In Northern Uganda, a civil war has been underway for 19 years between government and the Lord's Resistance Army, led by a man named Joseph Kony. More than 100 people each day die from the violence. About half of them are children. Those who are not killed may be kidnapped or maimed by rebel soldiers.
(Some viewers may find some images in the video disturbing)
Jennifer Anyayo is just like most teenagers. She loves to sing, dance, listen to music and hang out with friends. She says she like to dance, sleep and read books.
She loves TV, especially the American reality program, "American Idol."
But when some people see her face, they gasp in horror.
Seven years ago, at the age of nine, Jennifer was at home in Kitgum, Uganda, when rebels stormed her village and set fire to her hut. She was trapped inside. They told her not to come out. As she burned, she heard the soldiers laughing outside.
While Jennifer tries to forget the memories of that day -- the day her father was killed by rebels, the day her life changed forever -- the memories live on in her scarred face, her missing hand.
While doing peace work in Uganda, American reporter Carolyn Davis heard about Jennifer's plight and went to find her. Ms. Davis wrote a series of news articles about her in 'The Philadelphia Inquirer' newspaper. The public response was immediate. Donations from more than 700 people raised enough money to get Jennifer a flight to the U.S.
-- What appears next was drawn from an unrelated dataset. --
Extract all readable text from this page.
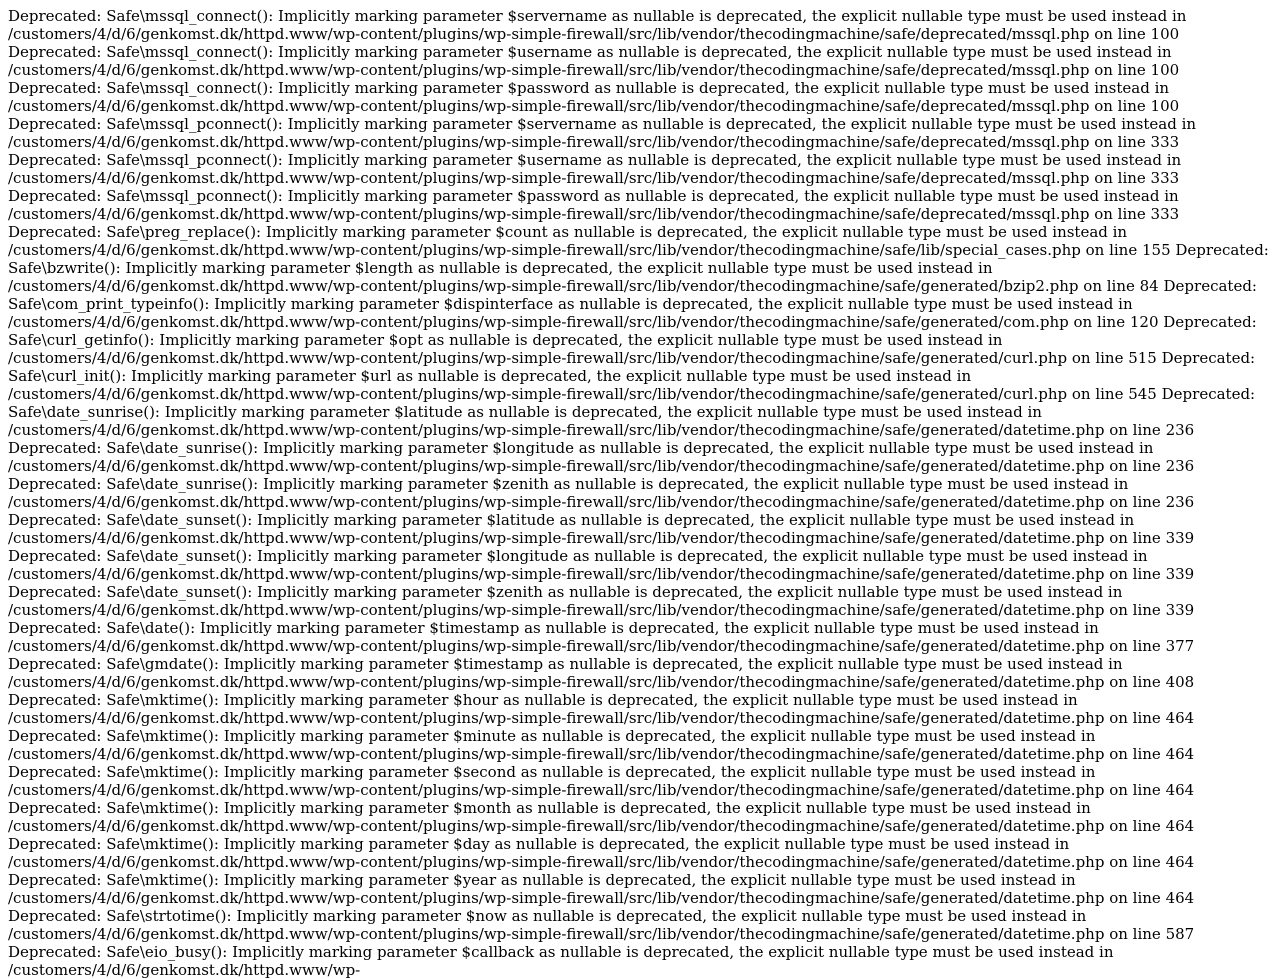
Deprecated: Safe\mssql_connect(): Implicitly marking parameter $servername as nullable is deprecated, the explicit nullable type must be used instead in /customers/4/d/6/genkomst.dk/httpd.www/wp-content/plugins/wp-simple-firewall/src/lib/vendor/thecodingmachine/safe/deprecated/mssql.php on line 100 Deprecated: Safe\mssql_connect(): Implicitly marking parameter $username as nullable is deprecated, the explicit nullable type must be used instead in /customers/4/d/6/genkomst.dk/httpd.www/wp-content/plugins/wp-simple-firewall/src/lib/vendor/thecodingmachine/safe/deprecated/mssql.php on line 100 Deprecated: Safe\mssql_connect(): Implicitly marking parameter $password as nullable is deprecated, the explicit nullable type must be used instead in /customers/4/d/6/genkomst.dk/httpd.www/wp-content/plugins/wp-simple-firewall/src/lib/vendor/thecodingmachine/safe/deprecated/mssql.php on line 100 Deprecated: Safe\mssql_pconnect(): Implicitly marking parameter $servername as nullable is deprecated, the explicit nullable type must be used instead in /customers/4/d/6/genkomst.dk/httpd.www/wp-content/plugins/wp-simple-firewall/src/lib/vendor/thecodingmachine/safe/deprecated/mssql.php on line 333 Deprecated: Safe\mssql_pconnect(): Implicitly marking parameter $username as nullable is deprecated, the explicit nullable type must be used instead in /customers/4/d/6/genkomst.dk/httpd.www/wp-content/plugins/wp-simple-firewall/src/lib/vendor/thecodingmachine/safe/deprecated/mssql.php on line 333 Deprecated: Safe\mssql_pconnect(): Implicitly marking parameter $password as nullable is deprecated, the explicit nullable type must be used instead in /customers/4/d/6/genkomst.dk/httpd.www/wp-content/plugins/wp-simple-firewall/src/lib/vendor/thecodingmachine/safe/deprecated/mssql.php on line 333 Deprecated: Safe\preg_replace(): Implicitly marking parameter $count as nullable is deprecated, the explicit nullable type must be used instead in /customers/4/d/6/genkomst.dk/httpd.www/wp-content/plugins/wp-simple-firewall/src/lib/vendor/thecodingmachine/safe/lib/special_cases.php on line 155 Deprecated: Safe\bzwrite(): Implicitly marking parameter $length as nullable is deprecated, the explicit nullable type must be used instead in /customers/4/d/6/genkomst.dk/httpd.www/wp-content/plugins/wp-simple-firewall/src/lib/vendor/thecodingmachine/safe/generated/bzip2.php on line 84 Deprecated: Safe\com_print_typeinfo(): Implicitly marking parameter $dispinterface as nullable is deprecated, the explicit nullable type must be used instead in /customers/4/d/6/genkomst.dk/httpd.www/wp-content/plugins/wp-simple-firewall/src/lib/vendor/thecodingmachine/safe/generated/com.php on line 120 Deprecated: Safe\curl_getinfo(): Implicitly marking parameter $opt as nullable is deprecated, the explicit nullable type must be used instead in /customers/4/d/6/genkomst.dk/httpd.www/wp-content/plugins/wp-simple-firewall/src/lib/vendor/thecodingmachine/safe/generated/curl.php on line 515 Deprecated: Safe\curl_init(): Implicitly marking parameter $url as nullable is deprecated, the explicit nullable type must be used instead in /customers/4/d/6/genkomst.dk/httpd.www/wp-content/plugins/wp-simple-firewall/src/lib/vendor/thecodingmachine/safe/generated/curl.php on line 545 Deprecated: Safe\date_sunrise(): Implicitly marking parameter $latitude as nullable is deprecated, the explicit nullable type must be used instead in /customers/4/d/6/genkomst.dk/httpd.www/wp-content/plugins/wp-simple-firewall/src/lib/vendor/thecodingmachine/safe/generated/datetime.php on line 236 Deprecated: Safe\date_sunrise(): Implicitly marking parameter $longitude as nullable is deprecated, the explicit nullable type must be used instead in /customers/4/d/6/genkomst.dk/httpd.www/wp-content/plugins/wp-simple-firewall/src/lib/vendor/thecodingmachine/safe/generated/datetime.php on line 236 Deprecated: Safe\date_sunrise(): Implicitly marking parameter $zenith as nullable is deprecated, the explicit nullable type must be used instead in /customers/4/d/6/genkomst.dk/httpd.www/wp-content/plugins/wp-simple-firewall/src/lib/vendor/thecodingmachine/safe/generated/datetime.php on line 236 Deprecated: Safe\date_sunset(): Implicitly marking parameter $latitude as nullable is deprecated, the explicit nullable type must be used instead in /customers/4/d/6/genkomst.dk/httpd.www/wp-content/plugins/wp-simple-firewall/src/lib/vendor/thecodingmachine/safe/generated/datetime.php on line 339 Deprecated: Safe\date_sunset(): Implicitly marking parameter $longitude as nullable is deprecated, the explicit nullable type must be used instead in /customers/4/d/6/genkomst.dk/httpd.www/wp-content/plugins/wp-simple-firewall/src/lib/vendor/thecodingmachine/safe/generated/datetime.php on line 339 Deprecated: Safe\date_sunset(): Implicitly marking parameter $zenith as nullable is deprecated, the explicit nullable type must be used instead in /customers/4/d/6/genkomst.dk/httpd.www/wp-content/plugins/wp-simple-firewall/src/lib/vendor/thecodingmachine/safe/generated/datetime.php on line 339 Deprecated: Safe\date(): Implicitly marking parameter $timestamp as nullable is deprecated, the explicit nullable type must be used instead in /customers/4/d/6/genkomst.dk/httpd.www/wp-content/plugins/wp-simple-firewall/src/lib/vendor/thecodingmachine/safe/generated/datetime.php on line 377 Deprecated: Safe\gmdate(): Implicitly marking parameter $timestamp as nullable is deprecated, the explicit nullable type must be used instead in /customers/4/d/6/genkomst.dk/httpd.www/wp-content/plugins/wp-simple-firewall/src/lib/vendor/thecodingmachine/safe/generated/datetime.php on line 408 Deprecated: Safe\mktime(): Implicitly marking parameter $hour as nullable is deprecated, the explicit nullable type must be used instead in /customers/4/d/6/genkomst.dk/httpd.www/wp-content/plugins/wp-simple-firewall/src/lib/vendor/thecodingmachine/safe/generated/datetime.php on line 464 Deprecated: Safe\mktime(): Implicitly marking parameter $minute as nullable is deprecated, the explicit nullable type must be used instead in /customers/4/d/6/genkomst.dk/httpd.www/wp-content/plugins/wp-simple-firewall/src/lib/vendor/thecodingmachine/safe/generated/datetime.php on line 464 Deprecated: Safe\mktime(): Implicitly marking parameter $second as nullable is deprecated, the explicit nullable type must be used instead in /customers/4/d/6/genkomst.dk/httpd.www/wp-content/plugins/wp-simple-firewall/src/lib/vendor/thecodingmachine/safe/generated/datetime.php on line 464 Deprecated: Safe\mktime(): Implicitly marking parameter $month as nullable is deprecated, the explicit nullable type must be used instead in /customers/4/d/6/genkomst.dk/httpd.www/wp-content/plugins/wp-simple-firewall/src/lib/vendor/thecodingmachine/safe/generated/datetime.php on line 464 Deprecated: Safe\mktime(): Implicitly marking parameter $day as nullable is deprecated, the explicit nullable type must be used instead in /customers/4/d/6/genkomst.dk/httpd.www/wp-content/plugins/wp-simple-firewall/src/lib/vendor/thecodingmachine/safe/generated/datetime.php on line 464 Deprecated: Safe\mktime(): Implicitly marking parameter $year as nullable is deprecated, the explicit nullable type must be used instead in /customers/4/d/6/genkomst.dk/httpd.www/wp-content/plugins/wp-simple-firewall/src/lib/vendor/thecodingmachine/safe/generated/datetime.php on line 464 Deprecated: Safe\strtotime(): Implicitly marking parameter $now as nullable is deprecated, the explicit nullable type must be used instead in /customers/4/d/6/genkomst.dk/httpd.www/wp-content/plugins/wp-simple-firewall/src/lib/vendor/thecodingmachine/safe/generated/datetime.php on line 587 Deprecated: Safe\eio_busy(): Implicitly marking parameter $callback as nullable is deprecated, the explicit nullable type must be used instead in /customers/4/d/6/genkomst.dk/httpd.www/wp-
Abitimo Odonkara is a native Ugandan who fled to America in the 1970s to escape violence at home. She has been acting as Jennifer's guardian since the girl arrived in January. "She didn't know how to write or read and I thought, while she is waiting to see what her fate is, regarding the accident, she should be doing something."
And Jennifer's friends were doing something -- finding a plastic surgeon and hospital that would try to mitigate Jennifer's scarring, for free.
Dr. Craig Dufresne and iNova Hospital, just outside Washington D.C., agreed to help. "We all try to show compassion towards our fellow man, and this is a young child caught in a situation that she had, really, no hand in creating," he said, "and if there is something that I can do to soften her wounds or take away some of her scars, I will do."
Jennifer underwent her first surgery in January. Dr. Dufresne cut open her scalp and inserted saline balloons to expand the skin. He explains the procedure. “What that's going to allow me to do is bring her hairline forward to where it should be. She's always going to have scars, because of the extent of her burns, but what we're trying to do is to minimize those."
As Abitimo and Carolyn carry on like the worried mothers they have become, Jennifer says little.
Jennifer was asked if she wanted the men who did this to be punished. She replied by shaking her head no.
She says that if someone does something bad to you, you should not do something bad to him or her. She is asked about that day, but she says she doesn’t remember.
She is also asked what she wants to be when she grows up and she says, 'a lawyer,' because she can make a lot of money.
While Jennifer can be shy, there is no doubt she is a teenager. Expressing her independence, she says "I like to cook but I don't like it when people tell me to cook. I like to get up and do it myself, without someone telling me, do this, do that."
Abitimo cautions feeling sorry for Jennifer, “I think feeling sorry is like sympathizing with her situation, and trying to offer. She doesn't mind that, but she doesn't want people to think that she has limitations because of one hand and, you know (motions to her face)."
Recently, Jennifer moved in with a new family outside of Washington to be closer to the hospital.
In a routine checkup, Dr. Dufresne examines her progress. “I'd like to be able to work on getting more scalp. I'd like to work on building up the bridge of her nose. I'd like to stretch more skin so we can work more of this cheek scar out. So we got a lot done. I think we can do a little bit more. We certainly helped her eyelids, we certainly helped her cheek and her facial areas, so we did quite a bit."
He asks Jennifer, "Are you happy?" Jennifer seems happy.
Doctor Dufresne is ready to perform more surgeries on Jennifer, to rebuild her nose and improve her facial scars. But first, the hospital must agree to pay. So Jennifer waits, her fate in their hands.
If the hospital cannot pay for more operations, money from a fund set up by the Philadelphia Inquirer will go towards it. If any is left over, it will be used to support Jennifer and her family and to educate war-affected children in Uganda.